Over 150 conservative think tanks, advocacy groups, state legislators and bloggers will send two letters on Wednesday to the Federal Communications Commission (FCC) voicing their opposition to an agency proposal to reclassify broadband as a telecom service. The signatories, which include Grover Norquist of Americans for Tax Reform, Washington Examiner editorial page editor Mark Tapscott, Michelle Malkin and Erick Erickson of RedState, urge the FCC not to move to increase its authority in that way.

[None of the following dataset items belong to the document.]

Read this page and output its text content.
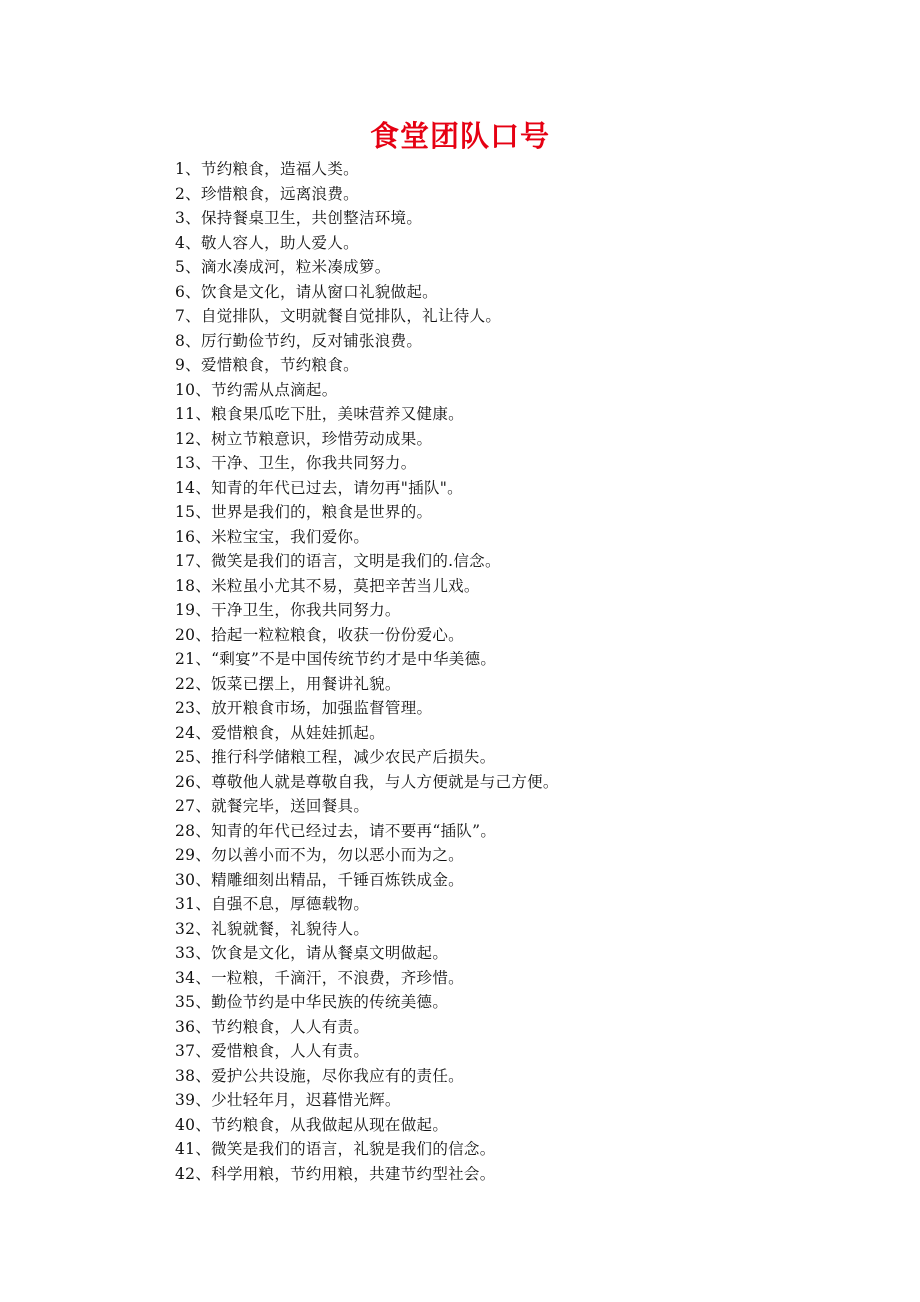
食堂团队口号
1、节约粮食，造福人类。
2、珍惜粮食，远离浪费。
3、保持餐桌卫生，共创整洁环境。
4、敬人容人，助人爱人。
5、滴水凑成河，粒米凑成箩。
6、饮食是文化，请从窗口礼貌做起。
7、自觉排队，文明就餐自觉排队，礼让待人。
8、厉行勤俭节约，反对铺张浪费。
9、爱惜粮食，节约粮食。
10、节约需从点滴起。
11、粮食果瓜吃下肚，美味营养又健康。
12、树立节粮意识，珍惜劳动成果。
13、干净、卫生，你我共同努力。
14、知青的年代已过去，请勿再"插队"。
15、世界是我们的，粮食是世界的。
16、米粒宝宝，我们爱你。
17、微笑是我们的语言，文明是我们的.信念。
18、米粒虽小尤其不易，莫把辛苦当儿戏。
19、干净卫生，你我共同努力。
20、拾起一粒粒粮食，收获一份份爱心。
21、“剩宴”不是中国传统节约才是中华美德。
22、饭菜已摆上，用餐讲礼貌。
23、放开粮食市场，加强监督管理。
24、爱惜粮食，从娃娃抓起。
25、推行科学储粮工程，减少农民产后损失。
26、尊敬他人就是尊敬自我，与人方便就是与己方便。
27、就餐完毕，送回餐具。
28、知青的年代已经过去，请不要再“插队”。
29、勿以善小而不为，勿以恶小而为之。
30、精雕细刻出精品，千锤百炼铁成金。
31、自强不息，厚德载物。
32、礼貌就餐，礼貌待人。
33、饮食是文化，请从餐桌文明做起。
34、一粒粮，千滴汗，不浪费，齐珍惜。
35、勤俭节约是中华民族的传统美德。
36、节约粮食，人人有责。
37、爱惜粮食，人人有责。
38、爱护公共设施，尽你我应有的责任。
39、少壮轻年月，迟暮惜光辉。
40、节约粮食，从我做起从现在做起。
41、微笑是我们的语言，礼貌是我们的信念。
42、科学用粮，节约用粮，共建节约型社会。
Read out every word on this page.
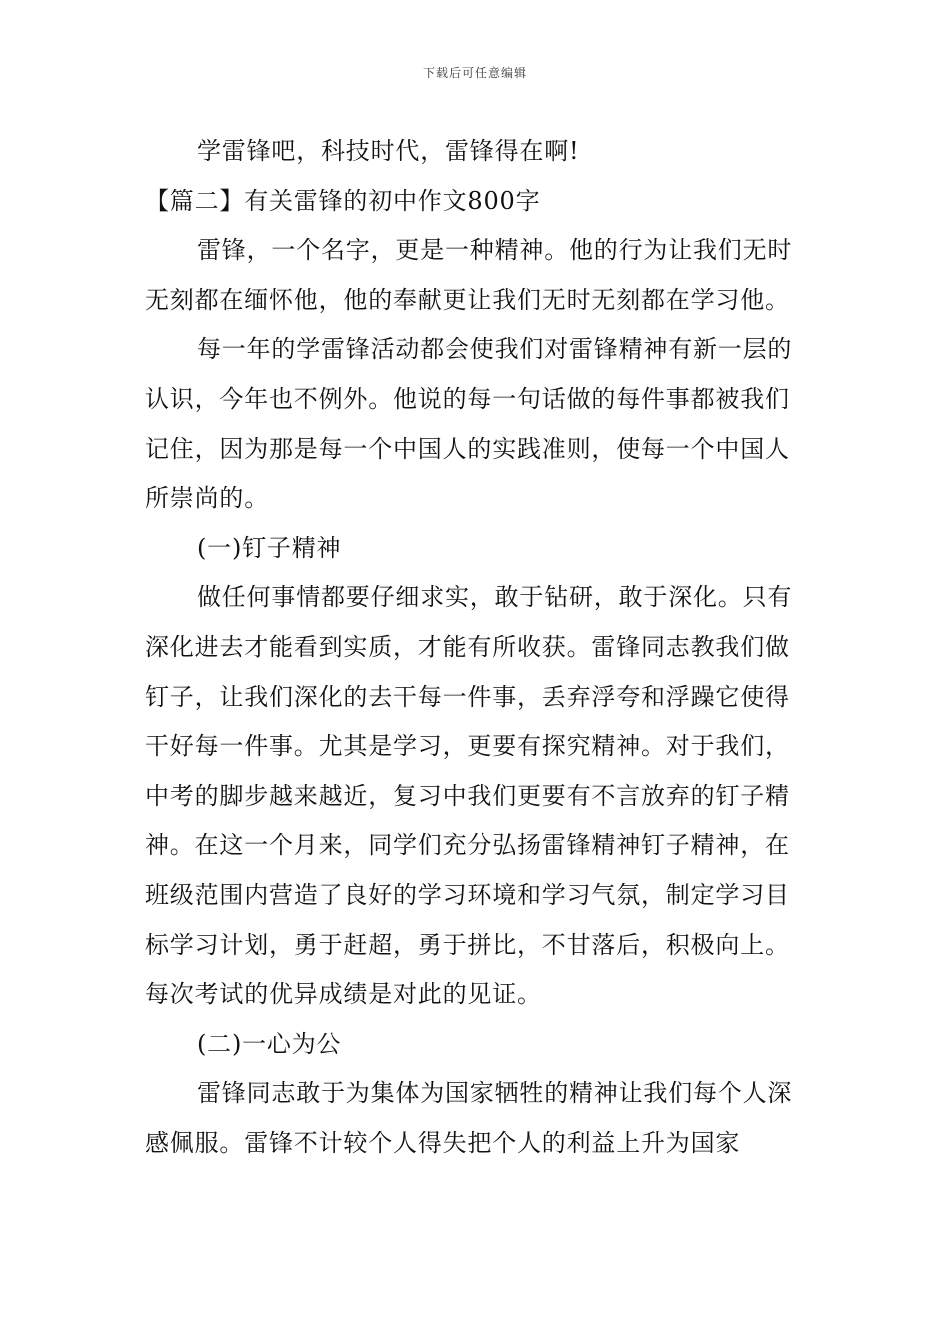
下载后可任意编辑

学雷锋吧，科技时代，雷锋得在啊!

【篇二】有关雷锋的初中作文800字

雷锋，一个名字，更是一种精神。他的行为让我们无时无刻都在缅怀他，他的奉献更让我们无时无刻都在学习他。

每一年的学雷锋活动都会使我们对雷锋精神有新一层的认识，今年也不例外。他说的每一句话做的每件事都被我们记住，因为那是每一个中国人的实践准则，使每一个中国人所崇尚的。

(一)钉子精神

做任何事情都要仔细求实，敢于钻研，敢于深化。只有深化进去才能看到实质，才能有所收获。雷锋同志教我们做钉子，让我们深化的去干每一件事，丢弃浮夸和浮躁它使得干好每一件事。尤其是学习，更要有探究精神。对于我们，中考的脚步越来越近，复习中我们更要有不言放弃的钉子精神。在这一个月来，同学们充分弘扬雷锋精神钉子精神，在班级范围内营造了良好的学习环境和学习气氛，制定学习目标学习计划，勇于赶超，勇于拼比，不甘落后，积极向上。每次考试的优异成绩是对此的见证。

(二)一心为公

雷锋同志敢于为集体为国家牺牲的精神让我们每个人深感佩服。雷锋不计较个人得失把个人的利益上升为国家
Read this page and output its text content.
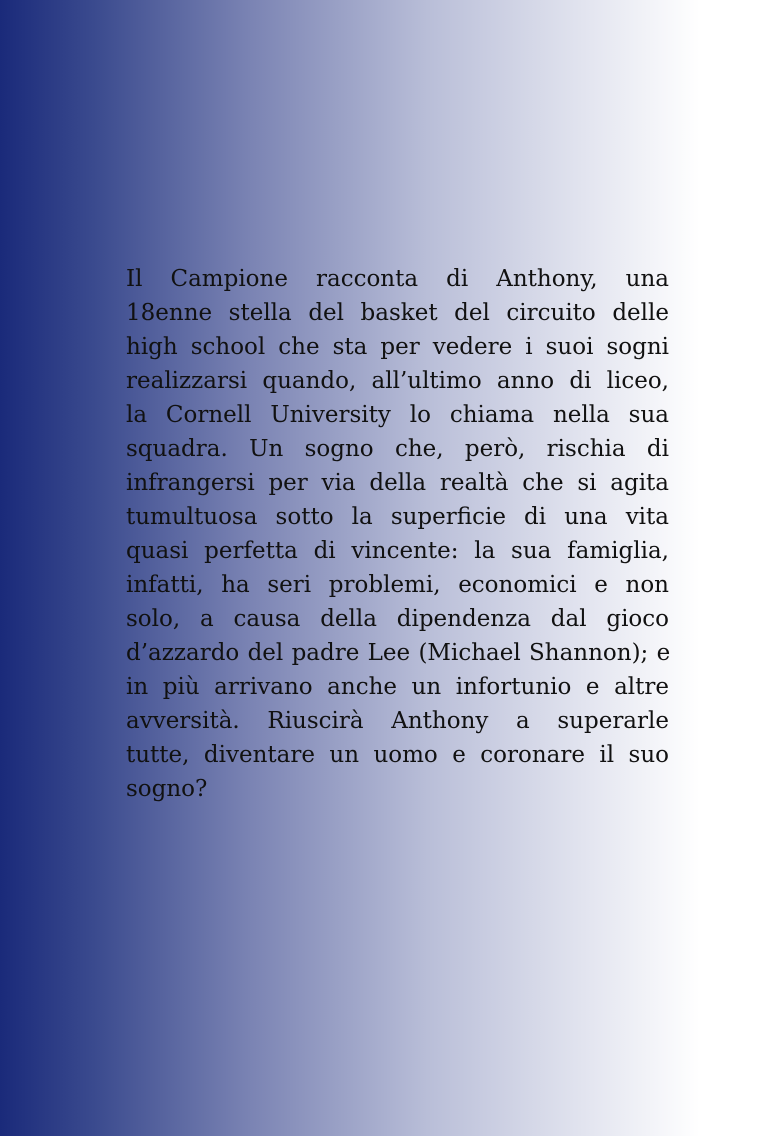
Il Campione racconta di Anthony, una
18enne stella del basket del circuito delle
high school che sta per vedere i suoi sogni
realizzarsi quando, all’ultimo anno di liceo,
la Cornell University lo chiama nella sua
squadra. Un sogno che, però, rischia di
infrangersi per via della realtà che si agita
tumultuosa sotto la superficie di una vita
quasi perfetta di vincente: la sua famiglia,
infatti, ha seri problemi, economici e non
solo, a causa della dipendenza dal gioco
d’azzardo del padre Lee (Michael Shannon); e
in più arrivano anche un infortunio e altre
avversità. Riuscirà Anthony a superarle
tutte, diventare un uomo e coronare il suo
sogno?
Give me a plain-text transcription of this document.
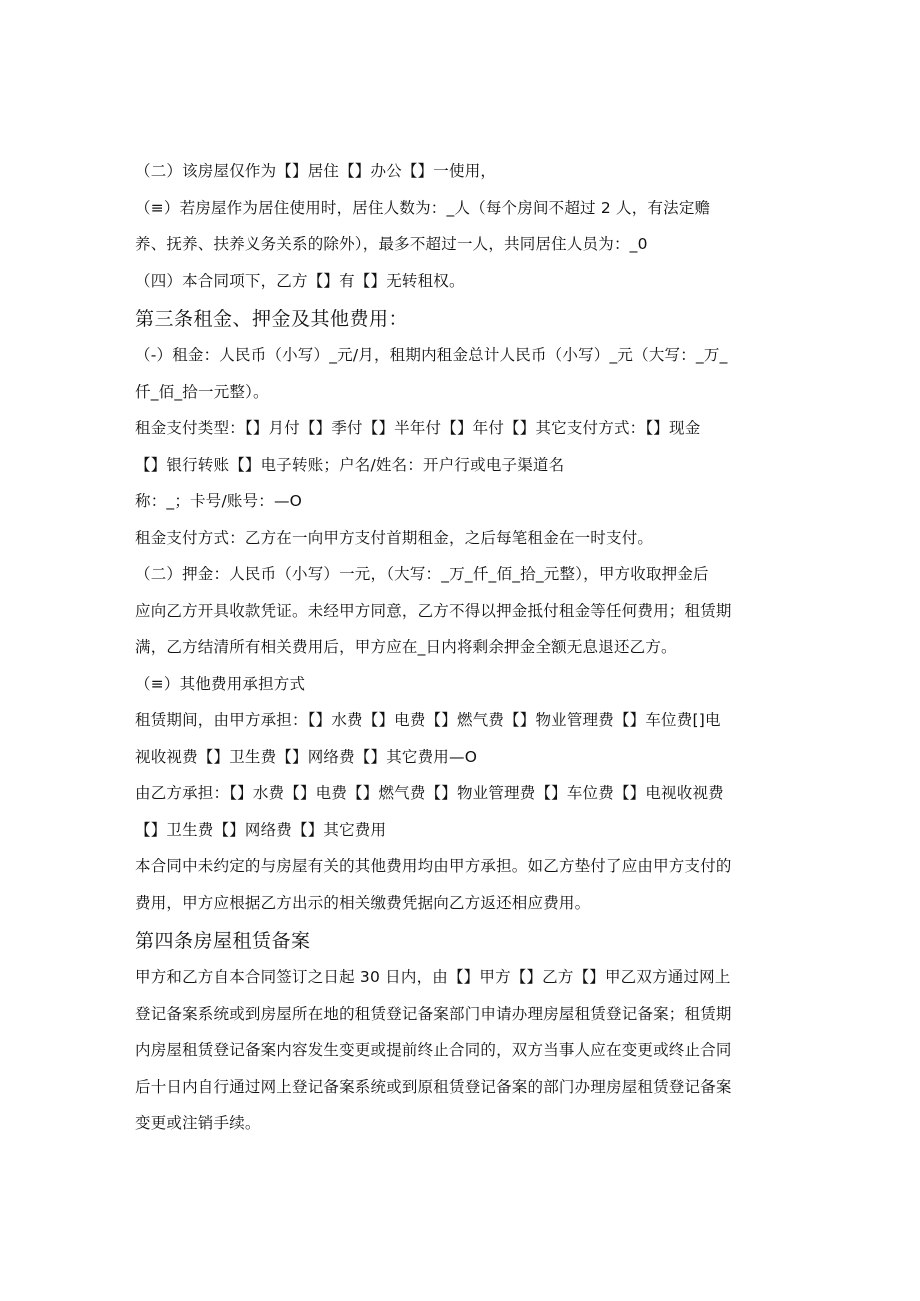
（二）该房屋仅作为【】居住【】办公【】一使用，
（≡）若房屋作为居住使用时，居住人数为：_人（每个房间不超过 2 人，有法定赡
养、抚养、扶养义务关系的除外），最多不超过一人，共同居住人员为：_0
（四）本合同项下，乙方【】有【】无转租权。
第三条租金、押金及其他费用：
（-）租金：人民币（小写）_元/月，租期内租金总计人民币（小写）_元（大写：_万_
仟_佰_拾一元整）。
租金支付类型：【】月付【】季付【】半年付【】年付【】其它支付方式：【】现金
【】银行转账【】电子转账；户名/姓名：开户行或电子渠道名
称：_；卡号/账号：—O
租金支付方式：乙方在一向甲方支付首期租金，之后每笔租金在一时支付。
（二）押金：人民币（小写）一元，（大写：_万_仟_佰_拾_元整），甲方收取押金后
应向乙方开具收款凭证。未经甲方同意，乙方不得以押金抵付租金等任何费用；租赁期
满，乙方结清所有相关费用后，甲方应在_日内将剩余押金全额无息退还乙方。
（≡）其他费用承担方式
租赁期间，由甲方承担：【】水费【】电费【】燃气费【】物业管理费【】车位费[]电
视收视费【】卫生费【】网络费【】其它费用—O
由乙方承担：【】水费【】电费【】燃气费【】物业管理费【】车位费【】电视收视费
【】卫生费【】网络费【】其它费用
本合同中未约定的与房屋有关的其他费用均由甲方承担。如乙方垫付了应由甲方支付的
费用，甲方应根据乙方出示的相关缴费凭据向乙方返还相应费用。
第四条房屋租赁备案
甲方和乙方自本合同签订之日起 30 日内，由【】甲方【】乙方【】甲乙双方通过网上
登记备案系统或到房屋所在地的租赁登记备案部门申请办理房屋租赁登记备案；租赁期
内房屋租赁登记备案内容发生变更或提前终止合同的，双方当事人应在变更或终止合同
后十日内自行通过网上登记备案系统或到原租赁登记备案的部门办理房屋租赁登记备案
变更或注销手续。
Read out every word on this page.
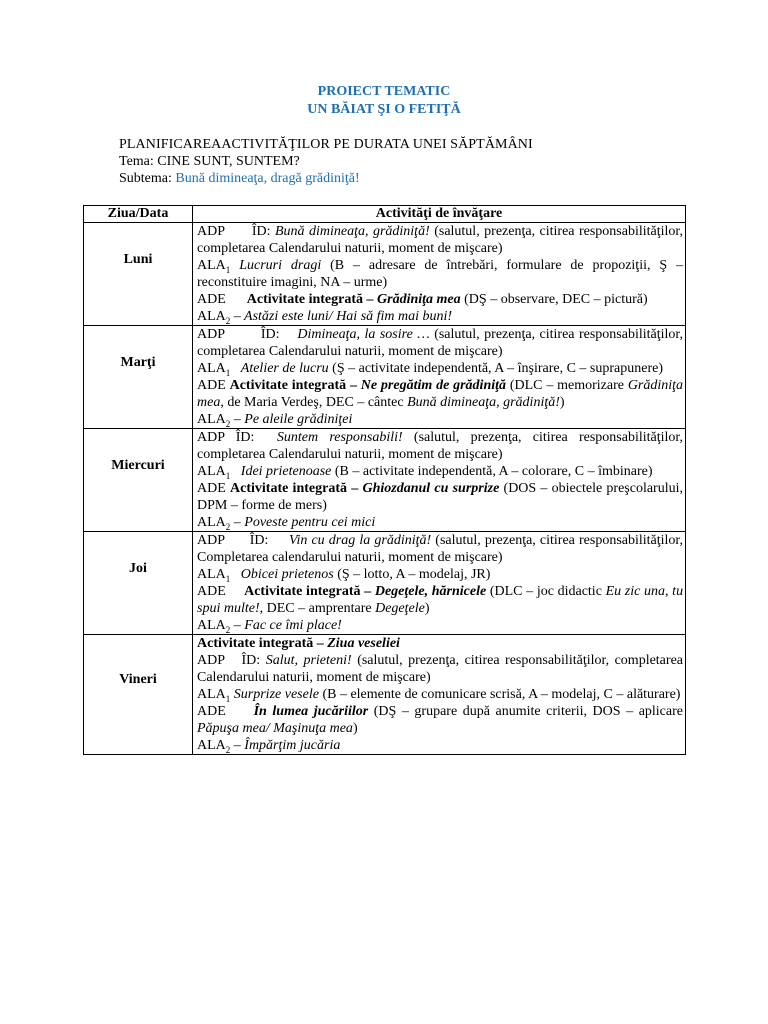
PROIECT TEMATIC
UN BĂIAT ŞI O FETIŢĂ
PLANIFICAREAACTIVITĂŢILOR PE DURATA UNEI SĂPTĂMÂNI
Tema: CINE SUNT, SUNTEM?
Subtema: Bună dimineaţa, dragă grădiniţă!
Ziua/Data	Activităţi de învăţare
Luni	ADP ÎD: Bună dimineaţa, grădiniţă! (salutul, prezenţa, citirea responsabilităţilor, completarea Calendarului naturii, moment de mişcare)
$ALA_1$ Lucruri dragi (B – adresare de întrebări, formulare de propoziţii, Ş – reconstituire imagini, NA – urme)
ADE Activitate integrată – Grădiniţa mea (DŞ – observare, DEC – pictură)
$ALA_2$ – Astăzi este luni/ Hai să fim mai buni!

Marţi	ADP ÎD: Dimineaţa, la sosire … (salutul, prezenţa, citirea responsabilităţilor, completarea Calendarului naturii, moment de mişcare)
$ALA_1$ Atelier de lucru (Ş – activitate independentă, A – înşirare, C – suprapunere)
ADE Activitate integrată – Ne pregătim de grădiniţă (DLC – memorizare Grădiniţa mea, de Maria Verdeş, DEC – cântec Bună dimineaţa, grădiniţă!)
$ALA_2$ – Pe aleile grădiniţei

Miercuri	ADP ÎD: Suntem responsabili! (salutul, prezenţa, citirea responsabilităţilor, completarea Calendarului naturii, moment de mişcare)
$ALA_1$ Idei prietenoase (B – activitate independentă, A – colorare, C – îmbinare)
ADE Activitate integrată – Ghiozdanul cu surprize (DOS – obiectele preşcolarului, DPM – forme de mers)
$ALA_2$ – Poveste pentru cei mici

Joi	ADP ÎD: Vin cu drag la grădiniţă! (salutul, prezenţa, citirea responsabilităţilor, Completarea calendarului naturii, moment de mişcare)
$ALA_1$ Obicei prietenos (Ş – lotto, A – modelaj, JR)
ADE Activitate integrată – Degeţele, hărnicele (DLC – joc didactic Eu zic una, tu spui multe!, DEC – amprentare Degeţele)
$ALA_2$ – Fac ce îmi place!

Vineri	Activitate integrată – Ziua veseliei
ADP ÎD: Salut, prieteni! (salutul, prezenţa, citirea responsabilităţilor, completarea Calendarului naturii, moment de mişcare)
$ALA_1$ Surprize vesele (B – elemente de comunicare scrisă, A – modelaj, C – alăturare)
ADE În lumea jucăriilor (DŞ – grupare după anumite criterii, DOS – aplicare Păpuşa mea/ Maşinuţa mea)
$ALA_2$ – Împărţim jucăria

The first letter signed by advocacy groups and state lawmakers accuses the FCC of "relentlessly pursuing a massive regulatory regime that would stifle broadband expansion, create congestion, slow Internet speeds, jeopardize job retention and growth, and lead to higher prices for consumers." The second letter from bloggers and members of the media uses more measured language but argues no net neutrality regulations are necessary and claims the only two known net neutrality violations were halted without the FCC's intervention.
Net neutrality activists buy up Facebook ads. A coalition of progressive groups that oppose a proposed net neutrality framework from Verizon and Google, which the groups said is not strict enough, are buying up ads on Facebook. "Tell Google 'Don't be evil,'" the ads say. The Progressive Change Campaign Committee, a political action committee for candidates on the left, bought the ads.
The Sunlight Foundation questioned the Obama administration's commitment to transparency on Tuesday after the White House announced that ethics czar Norm Eisen would be leaving to serve as ambassador to the Czech Republic.
The White House said Eisen's responsibilities would be assumed by White House counsel Robert Bauer and by Steven P. Croley, who will soon join the Domestic Policy Council. Croley, a University of Michigan Law School professor, advised Obama's transition team on ethics and regulatory reform issues.
In a blog post, Sunlight executive director and co-founder Ellen Miller said the White House's failure to appoint another special ethics adviser showed that the administration's commitment to increasing the transparency of government is "teetering."
"Instead of having a single touch point within the administration, we will now be working with one person who already has more than a full-time job and an academic with no government experience. Sorry, but this doesn’t add up to a strong continuing commitment by the administration to these issues," Miller wrote.